1 July 2013 — Today (Monday) marks the one-year anniversary of Australia’s carbon price, but the fledgling system could be aborted if reports of an election promise to speed the transition to an emissions trading scheme by the newly installed Rudd government prove accurate, or if a successfully elected Liberal government proceeds with its “blood oath” to dismantle it.

Data shows that since the introduction of the tax, carbon emissions from the National Electricity Market have decreased by 7.4 per cent, and renewable energy generation has increased by 30 per cent.

Contrary to Opposition Leader Tony Abbott’s claims before its introduction, the carbon tax’s effect on the cost of living has not been “almost unimaginable”, having added just 0.4 per cent to the consumer price index.
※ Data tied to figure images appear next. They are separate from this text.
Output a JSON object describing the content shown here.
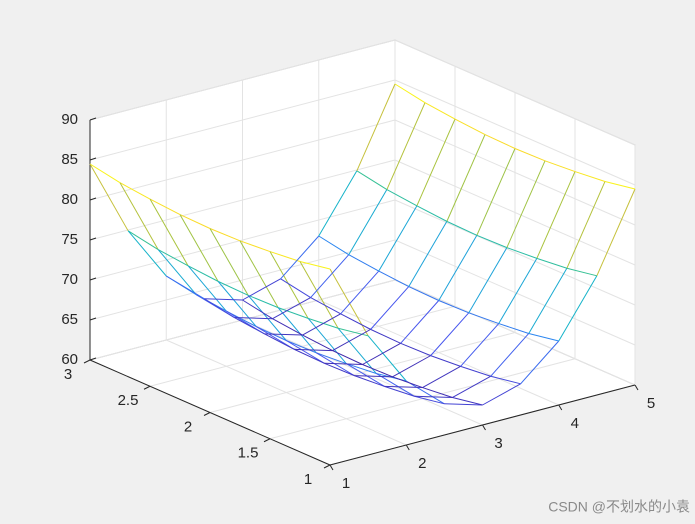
{
  "chart_data": {
    "type": "mesh3d",
    "x": [
      1,
      1.5,
      2,
      2.5,
      3,
      3.5,
      4,
      4.5,
      5
    ],
    "y": [
      1,
      1.25,
      1.5,
      1.75,
      2,
      2.25,
      2.5,
      2.75,
      3
    ],
    "z": [
      [
        84.5,
        74.9,
        68,
        63.9,
        62.5,
        63.9,
        68,
        74.9,
        84.5
      ],
      [
        83.8,
        74.2,
        67.3,
        63.2,
        61.8,
        63.2,
        67.3,
        74.2,
        83.8
      ],
      [
        83.4,
        73.8,
        66.9,
        62.8,
        61.4,
        62.8,
        66.9,
        73.8,
        83.4
      ],
      [
        83.1,
        73.5,
        66.6,
        62.5,
        61.1,
        62.5,
        66.6,
        73.5,
        83.1
      ],
      [
        83,
        73.4,
        66.5,
        62.4,
        61,
        62.4,
        66.5,
        73.4,
        83
      ],
      [
        83.1,
        73.5,
        66.6,
        62.5,
        61.1,
        62.5,
        66.6,
        73.5,
        83.1
      ],
      [
        83.4,
        73.8,
        66.9,
        62.8,
        61.4,
        62.8,
        66.9,
        73.8,
        83.4
      ],
      [
        83.8,
        74.2,
        67.3,
        63.2,
        61.8,
        63.2,
        67.3,
        74.2,
        83.8
      ],
      [
        84.5,
        74.9,
        68,
        63.9,
        62.5,
        63.9,
        68,
        74.9,
        84.5
      ]
    ],
    "xlim": [
      1,
      5
    ],
    "ylim": [
      1,
      3
    ],
    "zlim": [
      60,
      90
    ],
    "xticks": [
      1,
      2,
      3,
      4,
      5
    ],
    "yticks": [
      1,
      1.5,
      2,
      2.5,
      3
    ],
    "zticks": [
      60,
      65,
      70,
      75,
      80,
      85,
      90
    ],
    "grid": true,
    "colormap": "parula"
  },
  "watermark": "CSDN @不划水的小袁"
}
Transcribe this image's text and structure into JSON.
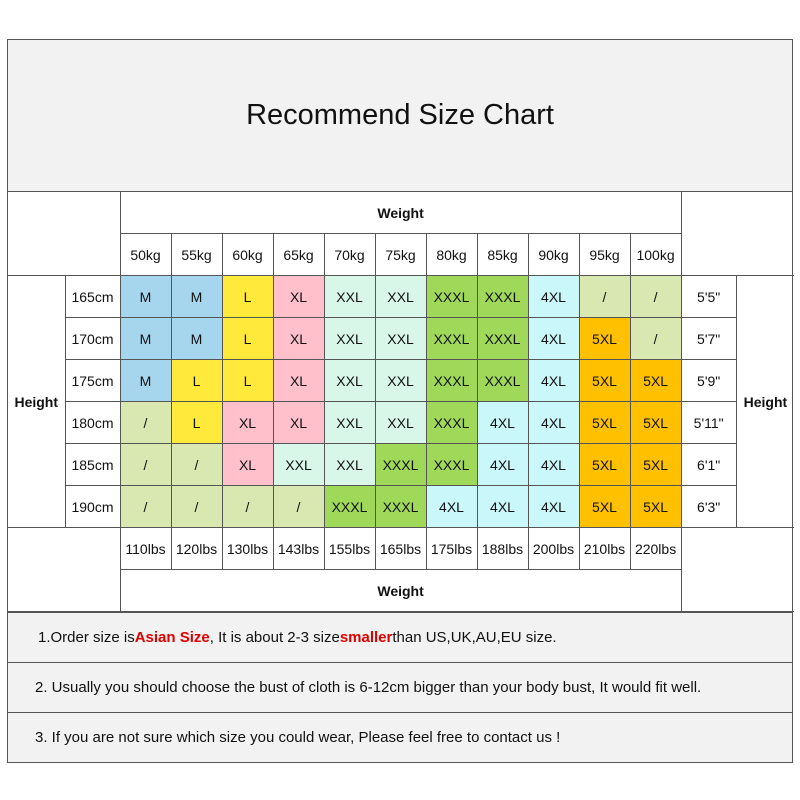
{
  "title": "Recommend Size Chart",
  "weight_label": "Weight",
  "height_label": "Height",
  "kg": [
    "50kg",
    "55kg",
    "60kg",
    "65kg",
    "70kg",
    "75kg",
    "80kg",
    "85kg",
    "90kg",
    "95kg",
    "100kg"
  ],
  "lbs": [
    "110lbs",
    "120lbs",
    "130lbs",
    "143lbs",
    "155lbs",
    "165lbs",
    "175lbs",
    "188lbs",
    "200lbs",
    "210lbs",
    "220lbs"
  ],
  "rows": [
    {
      "cm": "165cm",
      "ft": "5'5\"",
      "sizes": [
        "M",
        "M",
        "L",
        "XL",
        "XXL",
        "XXL",
        "XXXL",
        "XXXL",
        "4XL",
        "/",
        "/"
      ]
    },
    {
      "cm": "170cm",
      "ft": "5'7\"",
      "sizes": [
        "M",
        "M",
        "L",
        "XL",
        "XXL",
        "XXL",
        "XXXL",
        "XXXL",
        "4XL",
        "5XL",
        "/"
      ]
    },
    {
      "cm": "175cm",
      "ft": "5'9\"",
      "sizes": [
        "M",
        "L",
        "L",
        "XL",
        "XXL",
        "XXL",
        "XXXL",
        "XXXL",
        "4XL",
        "5XL",
        "5XL"
      ]
    },
    {
      "cm": "180cm",
      "ft": "5'11\"",
      "sizes": [
        "/",
        "L",
        "XL",
        "XL",
        "XXL",
        "XXL",
        "XXXL",
        "4XL",
        "4XL",
        "5XL",
        "5XL"
      ]
    },
    {
      "cm": "185cm",
      "ft": "6'1\"",
      "sizes": [
        "/",
        "/",
        "XL",
        "XXL",
        "XXL",
        "XXXL",
        "XXXL",
        "4XL",
        "4XL",
        "5XL",
        "5XL"
      ]
    },
    {
      "cm": "190cm",
      "ft": "6'3\"",
      "sizes": [
        "/",
        "/",
        "/",
        "/",
        "XXXL",
        "XXXL",
        "4XL",
        "4XL",
        "4XL",
        "5XL",
        "5XL"
      ]
    }
  ],
  "size_colors": {
    "M": "#a6d5ee",
    "L": "#ffe93a",
    "XL": "#ffc0cb",
    "XXL": "#d9f7e8",
    "XXXL": "#a0d95a",
    "4XL": "#c9f7fa",
    "5XL": "#ffc000",
    "/": "#d9e7b0"
  },
  "notes": {
    "n1_a": "1.Order size is ",
    "n1_b": "Asian Size",
    "n1_c": ", It is about 2-3 size ",
    "n1_d": "smaller",
    "n1_e": " than US,UK,AU,EU size.",
    "n2": "2. Usually you should choose the bust of cloth is 6-12cm bigger than your body bust, It would fit well.",
    "n3": "3. If you are not sure which size you could wear, Please feel free to contact us !"
  }
}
“The fact is that the clean energy policies we have implemented are environmentally effective, economically responsible and socially fair,” former climate change minister Greg Combet said to the National Press Club last month.

“Anyone who looks at the spread of carbon markets in Europe, China, South Korea, California and Quebec knows that carbon pricing is here to stay as the principal mechanism for the world to avert dangerous climate change.”

Whether this pricing will remain as a tax for the next two years, or whether an ETS will be somehow fast-tracked, is the source of much speculation, and people are looking to the new climate change minister Mark Butler to provide certainty.

Tony Abbott has provided some certainty by saying he will cut either.

Business groups have now recommenced their push for the speedy transition to an ETS, which under the current plan would not occur until 2015.

The Australian Industry Group chief executive Innes Willox recently called for bipartisan support to immediately move to an ETS, saying it would reduce the carbon price by three quarters to around $6.

“The re-elevation of Kevin Rudd to the nation’s leadership is a real opportunity to reset the policy agenda for the rest of this term of Parliament and beyond,” he said in an Australian Financial Review opinion piece.

A survey recently released by AIG found that the construction industry could on average only pass through 10 per cent of the increases in electricity and gas costs, and that only 25 per cent of businesses surveyed had reduced emissions, saying the expectation of a lower or no carbon price in the future had stunted action.

Greens NSW MP Cate Faehrmann, who is leaving state politics to campaign for a place in the federal Senate, said that caving in to business pressure now would be a backwards step.

“I truly hope that Kevin Rudd will stick to his mantra, stick to his belief that climate change is our greatest moral challenge,” Ms Faehrmann said.

“What we have to make sure is that industry doesn’t pressure politics in this country to the point that action is wound back on climate change – moving to a floating price at this stage signals that.”